Beyond that, the EU’s flexibility also applies externally. The UK’s search for suitable bespoke models to match its desire for a “deep and special partnership” with the EU comes up against legal constraints on securing privileged access to the single market and customs union – having its cake and eating it.
Another group of academics in Queens has proposed that Northern Ireland becomes a member of the European Economic Area (EEA) even while the rest of the UK seeks a different relationship. (Scotland could also join the EEA as its government has proposed). One of them, the political scientist David Phinnemore, links this to internal and external “differentiated integration” in the EU. The Swiss political scientist Frank Schimmelfennig has done extensive research in this field and places Brexit firmly in its external aspects. Other specialists like him are exploring similar options. They foresee a rational outcome placing the UK in a concentric circle with other EU partners. The negotiations are about the conditions attached.

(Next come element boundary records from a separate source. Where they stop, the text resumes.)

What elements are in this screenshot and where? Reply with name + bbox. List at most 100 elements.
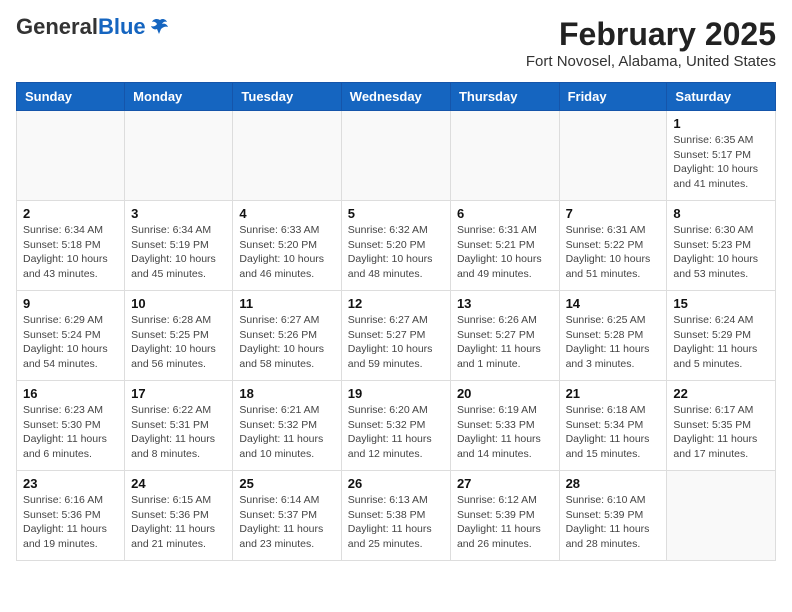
day-number: 10	[131, 296, 226, 311]
day-number: 25	[239, 476, 334, 491]
day-number: 7	[566, 206, 661, 221]
day-number: 23	[23, 476, 118, 491]
header: GeneralBlue February 2025 Fort Novosel, …	[16, 16, 776, 70]
day-info: Sunrise: 6:35 AM Sunset: 5:17 PM Dayligh…	[673, 133, 769, 192]
day-info: Sunrise: 6:31 AM Sunset: 5:21 PM Dayligh…	[457, 223, 553, 282]
calendar-cell: 1 Sunrise: 6:35 AM Sunset: 5:17 PM Daylig…	[667, 111, 776, 201]
calendar-cell: 24Sunrise: 6:15 AM Sunset: 5:36 PM Dayli…	[125, 471, 233, 561]
day-number: 22	[673, 386, 769, 401]
day-info: Sunrise: 6:22 AM Sunset: 5:31 PM Dayligh…	[131, 403, 226, 462]
day-info: Sunrise: 6:26 AM Sunset: 5:27 PM Dayligh…	[457, 313, 553, 372]
calendar-cell: 5 Sunrise: 6:32 AM Sunset: 5:20 PM Daylig…	[341, 201, 450, 291]
calendar: SundayMondayTuesdayWednesdayThursdayFrid…	[16, 82, 776, 561]
day-number: 26	[348, 476, 444, 491]
day-number: 28	[566, 476, 661, 491]
day-header-tuesday: Tuesday	[233, 83, 341, 111]
day-info: Sunrise: 6:30 AM Sunset: 5:23 PM Dayligh…	[673, 223, 769, 282]
day-info: Sunrise: 6:13 AM Sunset: 5:38 PM Dayligh…	[348, 493, 444, 552]
day-number: 15	[673, 296, 769, 311]
logo-blue-text: Blue	[98, 14, 146, 39]
day-info: Sunrise: 6:20 AM Sunset: 5:32 PM Dayligh…	[348, 403, 444, 462]
calendar-cell: 17Sunrise: 6:22 AM Sunset: 5:31 PM Dayli…	[125, 381, 233, 471]
calendar-cell: 2 Sunrise: 6:34 AM Sunset: 5:18 PM Daylig…	[17, 201, 125, 291]
day-info: Sunrise: 6:25 AM Sunset: 5:28 PM Dayligh…	[566, 313, 661, 372]
day-info: Sunrise: 6:16 AM Sunset: 5:36 PM Dayligh…	[23, 493, 118, 552]
day-info: Sunrise: 6:10 AM Sunset: 5:39 PM Dayligh…	[566, 493, 661, 552]
calendar-cell: 22 Sunrise: 6:17 AM Sunset: 5:35 PM Dayli…	[667, 381, 776, 471]
calendar-cell: 9 Sunrise: 6:29 AM Sunset: 5:24 PM Daylig…	[17, 291, 125, 381]
day-header-thursday: Thursday	[450, 83, 559, 111]
calendar-cell: 23 Sunrise: 6:16 AM Sunset: 5:36 PM Dayli…	[17, 471, 125, 561]
bird-icon	[148, 16, 170, 38]
day-number: 27	[457, 476, 553, 491]
day-number: 1	[673, 116, 769, 131]
calendar-cell: 13 Sunrise: 6:26 AM Sunset: 5:27 PM Dayli…	[450, 291, 559, 381]
calendar-cell: 21Sunrise: 6:18 AM Sunset: 5:34 PM Dayli…	[559, 381, 667, 471]
day-info: Sunrise: 6:34 AM Sunset: 5:18 PM Dayligh…	[23, 223, 118, 282]
calendar-cell: 4Sunrise: 6:33 AM Sunset: 5:20 PM Daylig…	[233, 201, 341, 291]
calendar-cell	[17, 111, 125, 201]
day-info: Sunrise: 6:27 AM Sunset: 5:26 PM Dayligh…	[239, 313, 334, 372]
day-number: 18	[239, 386, 334, 401]
calendar-cell: 15 Sunrise: 6:24 AM Sunset: 5:29 PM Dayli…	[667, 291, 776, 381]
day-number: 20	[457, 386, 553, 401]
calendar-cell: 27 Sunrise: 6:12 AM Sunset: 5:39 PM Dayli…	[450, 471, 559, 561]
calendar-cell: 25 Sunrise: 6:14 AM Sunset: 5:37 PM Dayli…	[233, 471, 341, 561]
day-info: Sunrise: 6:24 AM Sunset: 5:29 PM Dayligh…	[673, 313, 769, 372]
calendar-cell: 26 Sunrise: 6:13 AM Sunset: 5:38 PM Dayli…	[341, 471, 450, 561]
day-number: 9	[23, 296, 118, 311]
day-number: 11	[239, 296, 334, 311]
location-title: Fort Novosel, Alabama, United States	[526, 53, 776, 70]
week-row-0: 1 Sunrise: 6:35 AM Sunset: 5:17 PM Daylig…	[17, 111, 776, 201]
day-info: Sunrise: 6:28 AM Sunset: 5:25 PM Dayligh…	[131, 313, 226, 372]
calendar-cell: 20 Sunrise: 6:19 AM Sunset: 5:33 PM Dayli…	[450, 381, 559, 471]
day-info: Sunrise: 6:17 AM Sunset: 5:35 PM Dayligh…	[673, 403, 769, 462]
day-number: 5	[348, 206, 444, 221]
day-headers-row: SundayMondayTuesdayWednesdayThursdayFrid…	[17, 83, 776, 111]
calendar-cell: 19 Sunrise: 6:20 AM Sunset: 5:32 PM Dayli…	[341, 381, 450, 471]
week-row-3: 16Sunrise: 6:23 AM Sunset: 5:30 PM Dayli…	[17, 381, 776, 471]
week-row-4: 23 Sunrise: 6:16 AM Sunset: 5:36 PM Dayli…	[17, 471, 776, 561]
day-info: Sunrise: 6:27 AM Sunset: 5:27 PM Dayligh…	[348, 313, 444, 372]
day-info: Sunrise: 6:34 AM Sunset: 5:19 PM Dayligh…	[131, 223, 226, 282]
day-info: Sunrise: 6:23 AM Sunset: 5:30 PM Dayligh…	[23, 403, 118, 462]
day-number: 24	[131, 476, 226, 491]
calendar-cell: 16Sunrise: 6:23 AM Sunset: 5:30 PM Dayli…	[17, 381, 125, 471]
calendar-cell: 10 Sunrise: 6:28 AM Sunset: 5:25 PM Dayli…	[125, 291, 233, 381]
calendar-cell: 6 Sunrise: 6:31 AM Sunset: 5:21 PM Daylig…	[450, 201, 559, 291]
day-header-wednesday: Wednesday	[341, 83, 450, 111]
day-header-friday: Friday	[559, 83, 667, 111]
day-number: 14	[566, 296, 661, 311]
day-info: Sunrise: 6:19 AM Sunset: 5:33 PM Dayligh…	[457, 403, 553, 462]
day-number: 2	[23, 206, 118, 221]
day-info: Sunrise: 6:32 AM Sunset: 5:20 PM Dayligh…	[348, 223, 444, 282]
week-row-1: 2 Sunrise: 6:34 AM Sunset: 5:18 PM Daylig…	[17, 201, 776, 291]
calendar-cell	[667, 471, 776, 561]
day-info: Sunrise: 6:29 AM Sunset: 5:24 PM Dayligh…	[23, 313, 118, 372]
day-info: Sunrise: 6:21 AM Sunset: 5:32 PM Dayligh…	[239, 403, 334, 462]
calendar-cell: 11 Sunrise: 6:27 AM Sunset: 5:26 PM Dayli…	[233, 291, 341, 381]
day-info: Sunrise: 6:14 AM Sunset: 5:37 PM Dayligh…	[239, 493, 334, 552]
logo: GeneralBlue	[16, 16, 170, 38]
day-header-monday: Monday	[125, 83, 233, 111]
calendar-cell	[125, 111, 233, 201]
calendar-cell	[341, 111, 450, 201]
day-number: 8	[673, 206, 769, 221]
calendar-cell	[233, 111, 341, 201]
calendar-cell	[559, 111, 667, 201]
calendar-cell: 12Sunrise: 6:27 AM Sunset: 5:27 PM Dayli…	[341, 291, 450, 381]
day-info: Sunrise: 6:12 AM Sunset: 5:39 PM Dayligh…	[457, 493, 553, 552]
day-header-saturday: Saturday	[667, 83, 776, 111]
day-number: 21	[566, 386, 661, 401]
month-title: February 2025	[526, 16, 776, 53]
calendar-cell: 3Sunrise: 6:34 AM Sunset: 5:19 PM Daylig…	[125, 201, 233, 291]
week-row-2: 9 Sunrise: 6:29 AM Sunset: 5:24 PM Daylig…	[17, 291, 776, 381]
day-info: Sunrise: 6:31 AM Sunset: 5:22 PM Dayligh…	[566, 223, 661, 282]
day-number: 13	[457, 296, 553, 311]
calendar-cell: 8 Sunrise: 6:30 AM Sunset: 5:23 PM Daylig…	[667, 201, 776, 291]
day-number: 4	[239, 206, 334, 221]
calendar-cell: 18 Sunrise: 6:21 AM Sunset: 5:32 PM Dayli…	[233, 381, 341, 471]
day-number: 19	[348, 386, 444, 401]
day-number: 6	[457, 206, 553, 221]
calendar-cell: 7 Sunrise: 6:31 AM Sunset: 5:22 PM Daylig…	[559, 201, 667, 291]
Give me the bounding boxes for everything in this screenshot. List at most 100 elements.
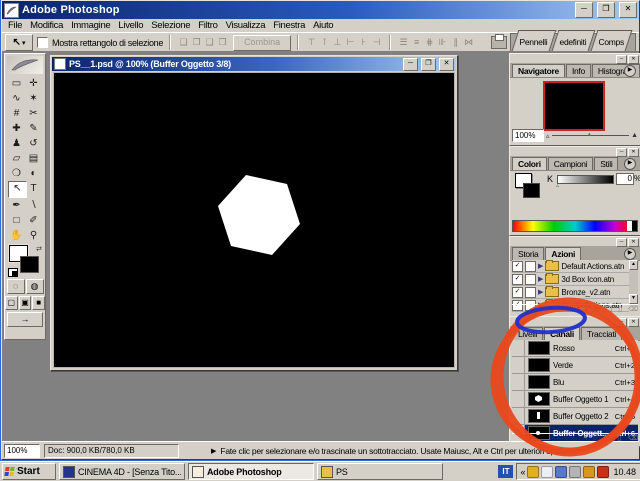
distribute-vcenter-icon[interactable]: ≡ <box>410 36 423 49</box>
fullscreen-button[interactable]: ■ <box>32 296 46 310</box>
distribute-left-icon[interactable]: ⊪ <box>436 36 449 49</box>
stop-icon[interactable]: ■ <box>574 305 578 315</box>
tab-navigatore[interactable]: Navigatore <box>512 64 565 77</box>
action-check-icon[interactable]: ✓ <box>512 286 523 298</box>
align-left-icon[interactable]: ⊢ <box>344 36 357 49</box>
jump-to-imageready-button[interactable]: → <box>7 312 43 327</box>
channel-rosso[interactable]: Rosso Ctrl+1 <box>512 340 638 357</box>
brush-tool[interactable]: ✎ <box>25 121 42 136</box>
line-tool[interactable]: ∖ <box>25 198 42 213</box>
menu-item[interactable]: Visualizza <box>222 20 270 31</box>
palette-close-icon[interactable]: ✕ <box>628 147 639 157</box>
well-tab-strumenti-predefiniti[interactable]: edefiniti <box>551 30 595 51</box>
palette-minimize-icon[interactable]: ─ <box>616 317 627 327</box>
standard-screen-button[interactable]: ▢ <box>5 296 18 310</box>
gradient-tool[interactable]: ▤ <box>25 151 42 166</box>
add-shape-icon[interactable]: ❏ <box>177 36 190 49</box>
clone-stamp-tool[interactable]: ♟ <box>8 136 25 151</box>
menu-item[interactable]: Finestra <box>269 20 309 31</box>
zoom-slider[interactable]: ▲ <box>551 132 630 138</box>
background-color-swatch[interactable] <box>20 256 39 273</box>
action-set-row[interactable]: ✓ ▶ 3d Box Icon.atn <box>512 273 629 286</box>
file-browser-icon[interactable] <box>491 34 508 49</box>
canvas[interactable] <box>53 72 455 368</box>
magic-wand-tool[interactable]: ✶ <box>25 91 42 106</box>
palette-close-icon[interactable]: ✕ <box>628 237 639 247</box>
palette-minimize-icon[interactable]: ─ <box>616 147 627 157</box>
menu-item[interactable]: Selezione <box>147 20 194 31</box>
eye-icon[interactable] <box>512 340 525 356</box>
tray-icon-error[interactable] <box>555 465 568 478</box>
current-tool-button[interactable]: ↖ ▾ <box>5 34 33 51</box>
channel-verde[interactable]: Verde Ctrl+2 <box>512 357 638 374</box>
minimize-icon[interactable]: ─ <box>575 2 593 18</box>
zoom-out-icon[interactable]: ▵ <box>546 132 550 140</box>
new-set-icon[interactable]: ❏ <box>606 305 612 315</box>
well-tab-pennelli[interactable]: Pennelli <box>511 30 557 51</box>
action-dialog-toggle[interactable] <box>525 260 536 272</box>
fullscreen-menubar-button[interactable]: ▣ <box>18 296 32 310</box>
document-title-bar[interactable]: PS__1.psd @ 100% (Buffer Oggetto 3/8) ─ … <box>52 57 456 71</box>
combine-button[interactable]: Combina <box>233 34 292 51</box>
type-tool[interactable]: T <box>25 181 42 196</box>
palette-close-icon[interactable]: ✕ <box>628 54 639 64</box>
actions-scrollbar[interactable]: ▲ ▼ <box>629 260 638 304</box>
scroll-up-icon[interactable]: ▲ <box>629 260 638 270</box>
task-cinema4d[interactable]: CINEMA 4D - [Senza Tito... <box>59 463 185 480</box>
channel-blu[interactable]: Blu Ctrl+3 <box>512 374 638 391</box>
tab-livelli[interactable]: Livelli <box>512 327 544 340</box>
document-size-indicator[interactable]: Doc: 900,0 KB/780,0 KB <box>44 443 179 458</box>
pen-tool[interactable]: ✒ <box>8 198 25 213</box>
tab-azioni[interactable]: Azioni <box>545 247 582 260</box>
tab-storia[interactable]: Storia <box>512 247 545 260</box>
action-dialog-toggle[interactable] <box>525 273 536 285</box>
action-set-row[interactable]: ✓ ▶ Bronze_v2.atn <box>512 286 629 299</box>
healing-brush-tool[interactable]: ✚ <box>8 121 25 136</box>
action-check-icon[interactable]: ✓ <box>512 273 523 285</box>
channel-buffer-oggetto-2[interactable]: Buffer Oggetto 2 Ctrl+5 <box>512 408 638 425</box>
zoom-slider-thumb[interactable]: ▲ <box>586 132 592 138</box>
task-ps-folder[interactable]: PS <box>317 463 443 480</box>
tray-icon-hand[interactable] <box>527 465 540 478</box>
maximize-icon[interactable]: ❐ <box>597 2 615 18</box>
color-spectrum-ramp[interactable] <box>512 220 638 232</box>
distribute-right-icon[interactable]: ⋈ <box>462 36 475 49</box>
new-action-icon[interactable]: ▯ <box>618 305 622 315</box>
palette-menu-icon[interactable]: ▶ <box>624 65 636 77</box>
menu-item[interactable]: Livello <box>114 20 147 31</box>
align-hcenter-icon[interactable]: ⊦ <box>357 36 370 49</box>
expand-triangle-icon[interactable]: ▶ <box>538 275 543 283</box>
tab-info[interactable]: Info <box>565 64 591 77</box>
menu-item[interactable]: Modifica <box>26 20 67 31</box>
align-bottom-icon[interactable]: ⊥ <box>331 36 344 49</box>
slice-tool[interactable]: ✂ <box>25 106 42 121</box>
doc-minimize-icon[interactable]: ─ <box>403 57 418 71</box>
tray-icon-cinema4d[interactable] <box>597 465 610 478</box>
default-colors-icon[interactable] <box>8 268 18 277</box>
action-dialog-toggle[interactable] <box>525 286 536 298</box>
zoom-tool[interactable]: ⚲ <box>25 228 42 243</box>
move-tool[interactable]: ✛ <box>25 76 42 91</box>
play-icon[interactable]: ▶ <box>595 305 600 315</box>
palette-menu-icon[interactable]: ▶ <box>624 158 636 170</box>
tab-stili[interactable]: Stili <box>594 157 619 170</box>
menu-item[interactable]: Aiuto <box>309 20 337 31</box>
history-brush-tool[interactable]: ↺ <box>25 136 42 151</box>
show-bounds-checkbox[interactable] <box>37 37 48 48</box>
hand-tool[interactable]: ✋ <box>8 228 25 243</box>
subtract-shape-icon[interactable]: ❐ <box>190 36 203 49</box>
align-top-icon[interactable]: ⊤ <box>305 36 318 49</box>
close-icon[interactable]: ✕ <box>619 2 637 18</box>
status-zoom-field[interactable]: 100% <box>4 443 40 458</box>
eyedropper-tool[interactable]: ✐ <box>25 213 42 228</box>
align-vcenter-icon[interactable]: ⊺ <box>318 36 331 49</box>
scroll-down-icon[interactable]: ▼ <box>629 294 638 304</box>
distribute-hcenter-icon[interactable]: ∥ <box>449 36 462 49</box>
tab-colori[interactable]: Colori <box>512 157 547 170</box>
blur-tool[interactable]: ❍ <box>8 166 25 181</box>
k-slider[interactable] <box>557 175 614 184</box>
channel-buffer-oggetto-1[interactable]: Buffer Oggetto 1 Ctrl+4 <box>512 391 638 408</box>
record-icon[interactable]: ● <box>584 305 588 315</box>
delete-icon[interactable]: ⌫ <box>628 305 638 315</box>
distribute-bottom-icon[interactable]: ⋕ <box>423 36 436 49</box>
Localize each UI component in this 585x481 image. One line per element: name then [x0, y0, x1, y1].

The UK’s own durability is also at stake. The DUP puts this centre stage and prime minister Theresa May claims the election helped hold it together in Scotland through the strong Conservative performance there. But the DUP’s hard bargaining stokes English resentment about the North’s differential transfers. And Brexit’s retrogressive economic impact on the North and the UK as a whole will play out in coming years. Phinnemore highlights how new official research shows the North imports far more from the EU than previously assumed, having a £2 billion deficit in 2014, when workforce numbers are factored in, rather than a surplus. This means it will be far more affected by a hard Brexit than the DUP believes.
Cooler UK ministerial heads foresee a long UK transition period out of the EU. Cooler Irish ones should explore how this can be turned to Ireland’s advantage by softening the departure.